The Quarry by Iain Banks

Little, Brown, 2013, 326 p.

Due to the unusual circumstances surrounding its completion I was a bit reluctant to start reading this book. What if I didn’t like it? What if Banks’s illness made the subject matter just too uncomfortable? What if it had led him to rush things and take his eye understandably off the ball? Happily, none of these fears was realised.

Kit is in his late teens and a compulsive-obsessive with more than a touch of Asperger’s syndrome encapsulated by rituals. To dissolve sugar in his tea he stirs alternately clockwise and anti-clockwise in diminishing numbers of turns; he takes a walk round the garden using a fixed (prime) number of steps, 457 to be precise, up to the wall separating the property from the quarry behind, where there is a convenient step to allow it to be viewed, then back round again.

Kit has been brought up by his father Guy and does not know who his mother is. Guy, though only in his forties, is suffering from cancer and all but bed-ridden. He calls his growths “‘Rupert’, an idea he says he got from the dead playwright Harold Pinter.”* The pair live penuriously in a decaying house and Kit is now effectively in charge of the housekeeping – and Guy.

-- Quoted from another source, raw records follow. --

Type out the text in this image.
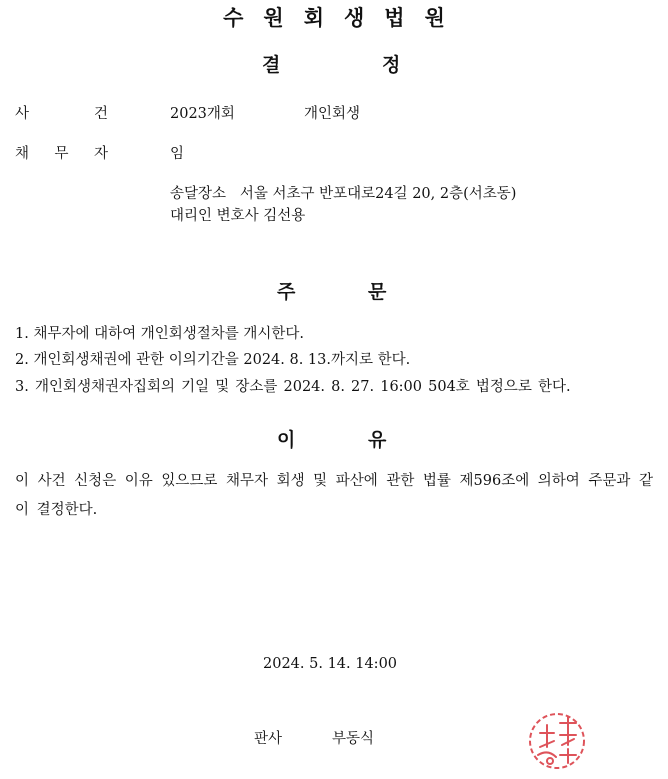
수원회생법원
결	정
사	건	2023개회	개인회생
채 무 자	임
송달장소   서울 서초구 반포대로24길 20, 2층(서초동)
대리인 변호사 김선용
주	문
1. 채무자에 대하여 개인회생절차를 개시한다.
2. 개인회생채권에 관한 이의기간을 2024. 8. 13.까지로 한다.
3. 개인회생채권자집회의 기일 및 장소를 2024. 8. 27. 16:00 504호 법정으로 한다.
이	유
이 사건 신청은 이유 있으므로 채무자 회생 및 파산에 관한 법률 제596조에 의하여 주문과 같이 결정한다.
2024. 5. 14. 14:00
판사	부동식
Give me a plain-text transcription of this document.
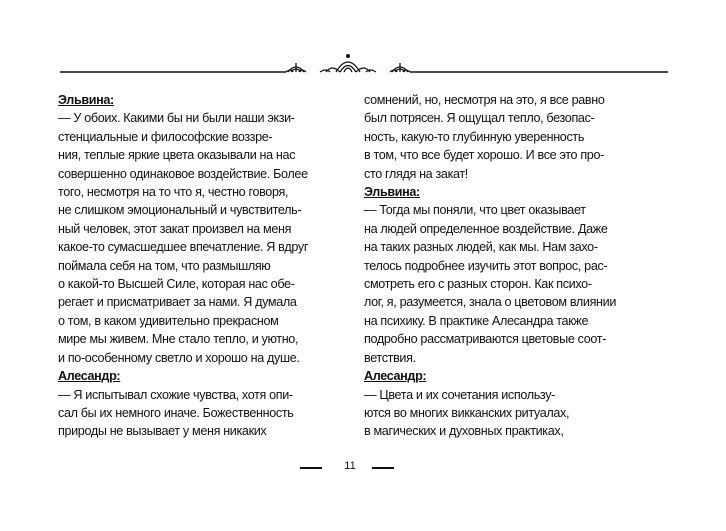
Эльвина:
— У обоих. Какими бы ни были наши экзи-
стенциальные и философские воззре-
ния, теплые яркие цвета оказывали на нас
совершенно одинаковое воздействие. Более
того, несмотря на то что я, честно говоря,
не слишком эмоциональный и чувствитель-
ный человек, этот закат произвел на меня
какое-то сумасшедшее впечатление. Я вдруг
поймала себя на том, что размышляю
о какой-то Высшей Силе, которая нас обе-
регает и присматривает за нами. Я думала
о том, в каком удивительно прекрасном
мире мы живем. Мне стало тепло, и уютно,
и по-особенному светло и хорошо на душе.
Алесандр:
— Я испытывал схожие чувства, хотя опи-
сал бы их немного иначе. Божественность
природы не вызывает у меня никаких
сомнений, но, несмотря на это, я все равно
был потрясен. Я ощущал тепло, безопас-
ность, какую-то глубинную уверенность
в том, что все будет хорошо. И все это про-
сто глядя на закат!
Эльвина:
— Тогда мы поняли, что цвет оказывает
на людей определенное воздействие. Даже
на таких разных людей, как мы. Нам захо-
телось подробнее изучить этот вопрос, рас-
смотреть его с разных сторон. Как психо-
лог, я, разумеется, знала о цветовом влиянии
на психику. В практике Алесандра также
подробно рассматриваются цветовые соот-
ветствия.
Алесандр:
— Цвета и их сочетания использу-
ются во многих викканских ритуалах,
в магических и духовных практиках,
11
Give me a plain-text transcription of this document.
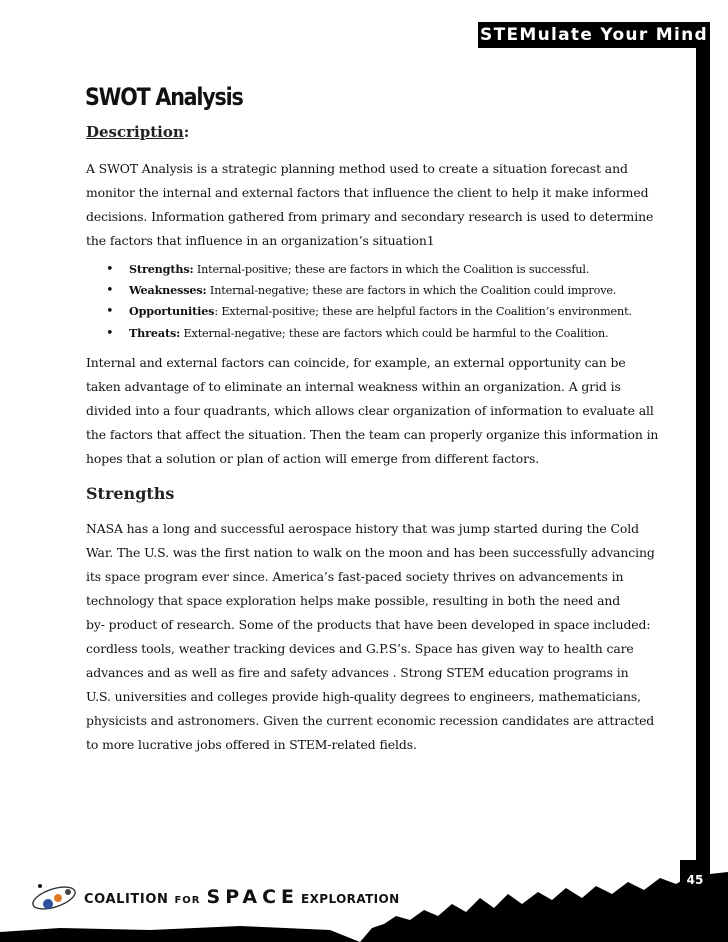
STEMulate Your Mind
SWOT Analysis
Description:
A SWOT Analysis is a strategic planning method used to create a situation forecast and
monitor the internal and external factors that influence the client to help it make informed
decisions. Information gathered from primary and secondary research is used to determine
the factors that influence in an organization’s situation1
• Strengths: Internal-positive; these are factors in which the Coalition is successful.
• Weaknesses: Internal-negative; these are factors in which the Coalition could improve.
• Opportunities: External-positive; these are helpful factors in the Coalition’s environment.
• Threats: External-negative; these are factors which could be harmful to the Coalition.
Internal and external factors can coincide, for example, an external opportunity can be
taken advantage of to eliminate an internal weakness within an organization. A grid is
divided into a four quadrants, which allows clear organization of information to evaluate all
the factors that affect the situation. Then the team can properly organize this information in
hopes that a solution or plan of action will emerge from different factors.
Strengths
NASA has a long and successful aerospace history that was jump started during the Cold
War. The U.S. was the first nation to walk on the moon and has been successfully advancing
its space program ever since. America’s fast-paced society thrives on advancements in
technology that space exploration helps make possible, resulting in both the need and
by- product of research. Some of the products that have been developed in space included:
cordless tools, weather tracking devices and G.P.S’s. Space has given way to health care
advances and as well as fire and safety advances . Strong STEM education programs in
U.S. universities and colleges provide high-quality degrees to engineers, mathematicians,
physicists and astronomers. Given the current economic recession candidates are attracted
to more lucrative jobs offered in STEM-related fields.
COALITION FOR SPACE EXPLORATION
45
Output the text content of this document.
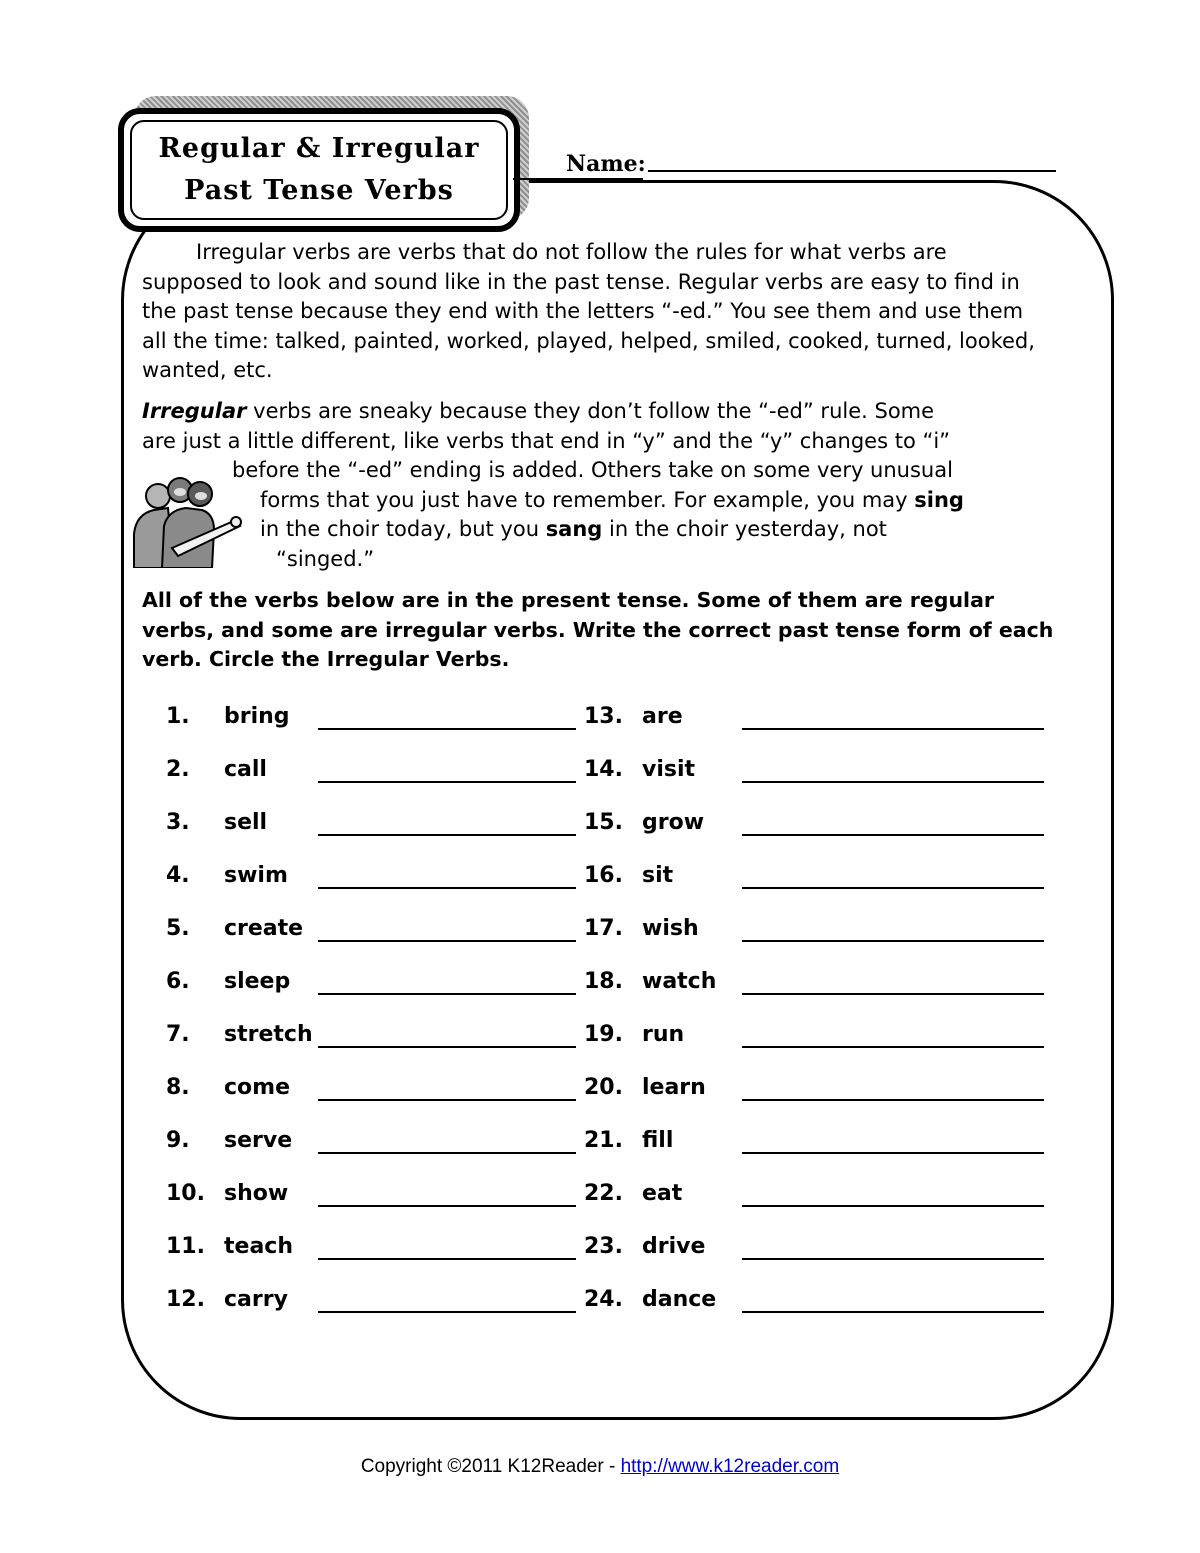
Regular & Irregular
Past Tense Verbs
Name:

Irregular verbs are verbs that do not follow the rules for what verbs are supposed to look and sound like in the past tense. Regular verbs are easy to find in the past tense because they end with the letters “-ed.” You see them and use them all the time: talked, painted, worked, played, helped, smiled, cooked, turned, looked, wanted, etc.

Irregular verbs are sneaky because they don’t follow the “-ed” rule. Some
are just a little different, like verbs that end in “y” and the “y” changes to “i”
before the “-ed” ending is added. Others take on some very unusual
forms that you just have to remember. For example, you may sing
in the choir today, but you sang in the choir yesterday, not
“singed.”

All of the verbs below are in the present tense. Some of them are regular verbs, and some are irregular verbs. Write the correct past tense form of each verb. Circle the Irregular Verbs.

1.	bring
2.	call
3.	sell
4.	swim
5.	create
6.	sleep
7.	stretch
8.	come
9.	serve
10. show
11. teach
12. carry
13. are
14. visit
15. grow
16. sit
17. wish
18. watch
19. run
20. learn
21. fill
22. eat
23. drive
24. dance
Copyright ©2011 K12Reader - http://www.k12reader.com
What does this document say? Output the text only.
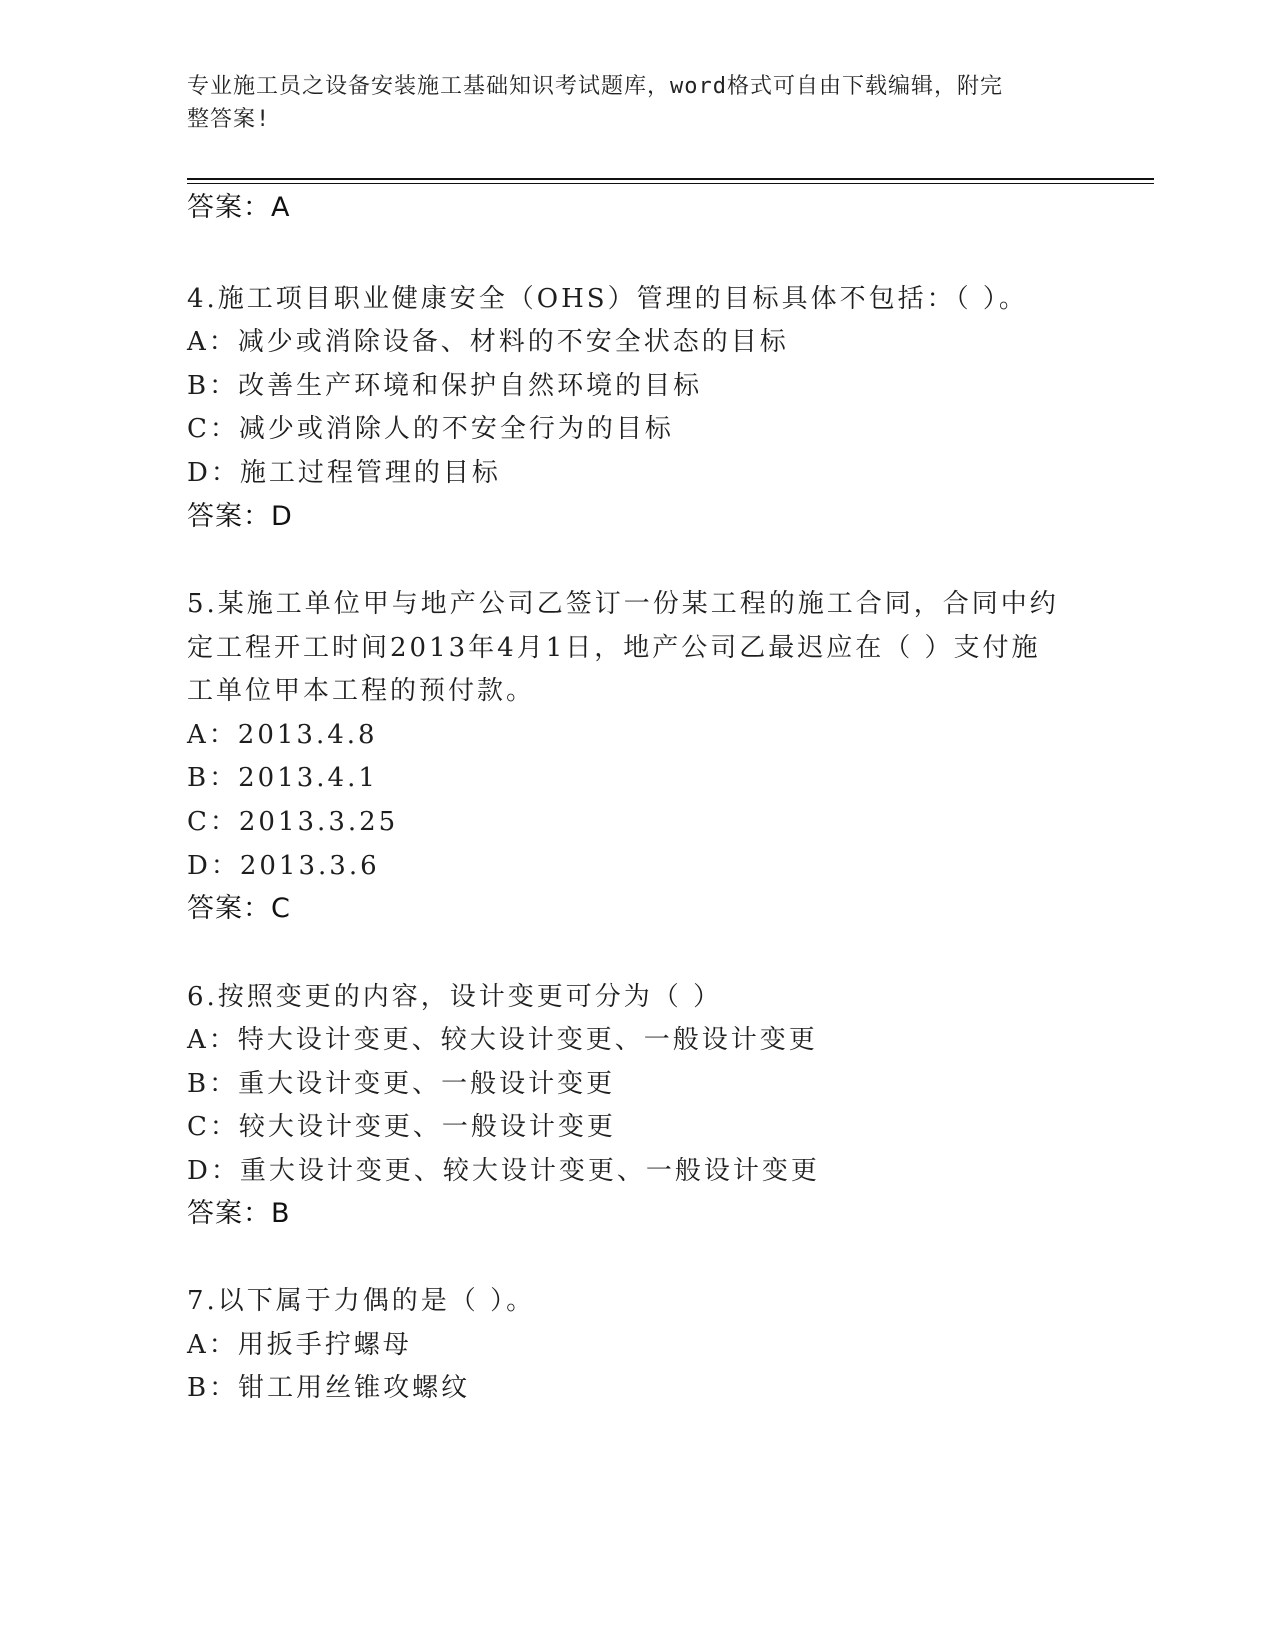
专业施工员之设备安装施工基础知识考试题库，word格式可自由下载编辑，附完
整答案!
答案：A
4.施工项目职业健康安全（OHS）管理的目标具体不包括：（ ）。
A：减少或消除设备、材料的不安全状态的目标
B：改善生产环境和保护自然环境的目标
C：减少或消除人的不安全行为的目标
D：施工过程管理的目标
答案：D
5.某施工单位甲与地产公司乙签订一份某工程的施工合同，合同中约
定工程开工时间2013年4月1日，地产公司乙最迟应在（ ）支付施
工单位甲本工程的预付款。
A：2013.4.8
B：2013.4.1
C：2013.3.25
D：2013.3.6
答案：C
6.按照变更的内容，设计变更可分为（ ）
A：特大设计变更、较大设计变更、一般设计变更
B：重大设计变更、一般设计变更
C：较大设计变更、一般设计变更
D：重大设计变更、较大设计变更、一般设计变更
答案：B
7.以下属于力偶的是（ ）。
A：用扳手拧螺母
B：钳工用丝锥攻螺纹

In the early 90s Guy was one of a group of friends on the local University Media Studies course. While studying they made a series of films trying out or parodying various styles. These friends have all gone their various ways in the intervening years but kept in touch. Now they are gathering together again for the weekend as it may be the last time they can do so before Guy’s cancer kills him.

The other focus of the meeting is to seek a tape, lost somewhere in the house, of one of their films. A tape which contains scenes potentially embarrassing to their adult selves or their employers. This quest gives the title of the book its pun.

Having Kit suffer from Asperger’s is a clever move on Banks’s part as it allows examination of the various ways in which conversations, communication and manipulative behaviours are used in social situations. His closeness to Holly, one of Guy’s circle, gives us a close-up of another of Banks’s strong female characters: yet no-one in this novel is without flaw.

Guy is certainly not going “gentle into that good night.” He has acerbity aplenty, more than enough to prevent him becoming an object of sentimentality.

When Kit reflects that, “Cancer isn’t contagious. You can’t catch it even from your father. It is personalised, your own. Cancer feels like betrayal,” it is tempting to wonder if this is Banks speaking directly to us. But of course everyone’s body betrays them in the end.

This may not be vintage Banks, there is not much of a plot to be sure, but it is a fitting farewell. There is humanity here: if not all of it, enough to be going on with.

(*A pedant believes the playwright who did this was actually Dennis Potter – and also thinks the road named in the book as the M1(M) might be meant to be the A1(M).)